Does this proof look fine or contain gaps? Do you have suggestions? Many thanks for your dedicated help!
Update: Here I prove that the theorem is true for $n=1$.
Assume that $A = \{a\}$ and consequently $X \setminus A= X \setminus\{a\}$. It's clear that $|X \setminus A| \le |X|$. Next we prove that $|X| \le |X \setminus A|$. Since $X$ is infinite, there exists $B \subsetneq X$ such that $B \sim X$ (Here we assume Axiom of Countable Choice). Thus $|X|=|B|$. There are only two possible cases.
- $a \in X \setminus B$
Then $B \subseteq X \setminus \{a\}=X \setminus A$ and consequently $|X|=|B| \le |X \setminus A|$. Thus $|X| \le |X \setminus A|$ and $|X \setminus A| \le |X|$. By Schröder–Bernstein theorem, we have $|X \setminus A| = |X|$. It follows that $X \setminus A \sim X$.
- $a \in B$.
Let $b \in X \setminus B$. We define a bijection $f:X \setminus \{a\} \to X \setminus \{b\}$ by $f(x)= x$ for all $x \in X \setminus \{a,b\}$ and $f(b)=a$. Thus $X \setminus \{a\} \sim X \setminus \{b\}$. Since $b \in X \setminus B$, it follows from Case 1 that $X \setminus \{b\} \sim X$. Hence $X \setminus \{a\} \sim X \setminus \{b\} \sim X$. Thus $X \setminus \{a\} = X \setminus A \sim X$.
To sum up, $X \setminus A \sim X$ for all $|A|=1$.
Best Answer
Your proof is correct except for the step where you say that $\{a\} \cup (X \setminus A) \sim X \setminus A$ by inductive hypothesis. I assume you are applying the inductive hypothesis (to the set $\{a\} \cup (X \setminus A)$) in the case $n=1$, which is fine as long as $k \ge 1$. But your proof does not work in the case $k=0$. In other words, your proof correctly shows that if the theorem holds for $n=1$, then it holds for all larger values of $n$. But it does not prove that it holds for $n=1$.

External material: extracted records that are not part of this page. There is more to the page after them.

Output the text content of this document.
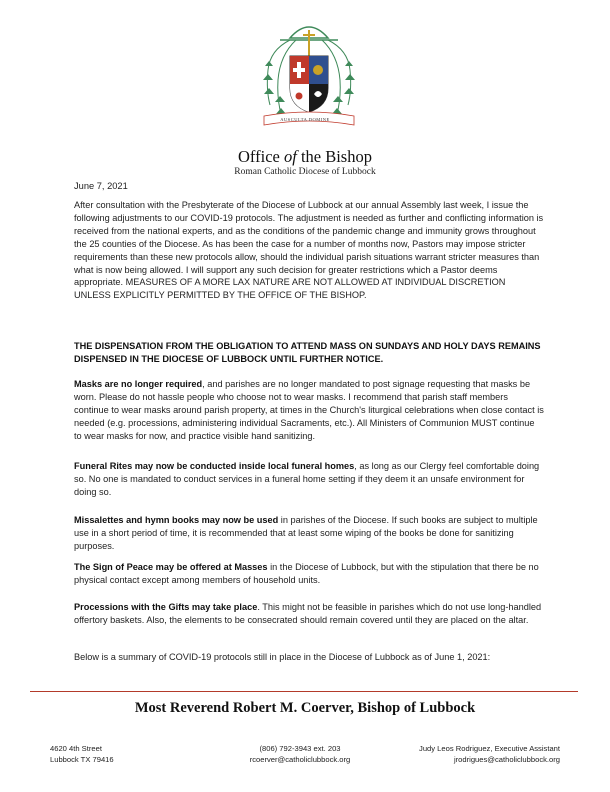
AUSCULTA DOMINE
Office of the Bishop
Roman Catholic Diocese of Lubbock
June 7, 2021

After consultation with the Presbyterate of the Diocese of Lubbock at our annual Assembly last week, I issue the following adjustments to our COVID-19 protocols. The adjustment is needed as further and conflicting information is received from the national experts, and as the conditions of the pandemic change and immunity grows throughout the 25 counties of the Diocese. As has been the case for a number of months now, Pastors may impose stricter requirements than these new protocols allow, should the individual parish situations warrant stricter measures than what is now being allowed. I will support any such decision for greater restrictions which a Pastor deems appropriate. MEASURES OF A MORE LAX NATURE ARE NOT ALLOWED AT INDIVIDUAL DISCRETION UNLESS EXPLICITLY PERMITTED BY THE OFFICE OF THE BISHOP.

THE DISPENSATION FROM THE OBLIGATION TO ATTEND MASS ON SUNDAYS AND HOLY DAYS REMAINS DISPENSED IN THE DIOCESE OF LUBBOCK UNTIL FURTHER NOTICE.

Masks are no longer required, and parishes are no longer mandated to post signage requesting that masks be worn. Please do not hassle people who choose not to wear masks. I recommend that parish staff members continue to wear masks around parish property, at times in the Church's liturgical celebrations when close contact is needed (e.g. processions, administering individual Sacraments, etc.). All Ministers of Communion MUST continue to wear masks for now, and practice visible hand sanitizing.

Funeral Rites may now be conducted inside local funeral homes, as long as our Clergy feel comfortable doing so. No one is mandated to conduct services in a funeral home setting if they deem it an unsafe environment for doing so.

Missalettes and hymn books may now be used in parishes of the Diocese. If such books are subject to multiple use in a short period of time, it is recommended that at least some wiping of the books be done for sanitizing purposes.

The Sign of Peace may be offered at Masses in the Diocese of Lubbock, but with the stipulation that there be no physical contact except among members of household units.

Processions with the Gifts may take place. This might not be feasible in parishes which do not use long-handled offertory baskets. Also, the elements to be consecrated should remain covered until they are placed on the altar.

Below is a summary of COVID-19 protocols still in place in the Diocese of Lubbock as of June 1, 2021:

Most Reverend Robert M. Coerver, Bishop of Lubbock
4620 4th Street
Lubbock TX 79416
(806) 792-3943 ext. 203
rcoerver@catholiclubbock.org
Judy Leos Rodriguez, Executive Assistant
jrodrigues@catholiclubbock.org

In fact, the proof for $n=1$ is rather tricky. Here's a nice exercise: prove that the $n=1$ case for an infinite set $X$ is equivalent to the statement that $X$ contains a subset that is equinumerous to the set of positive integers. Now, the statement that every infinite set contains a subset equinumerous with the positive integers cannot be proven without some form of the axiom of choice. Therefore the proof of the $n=1$ case will also require the axiom of choice.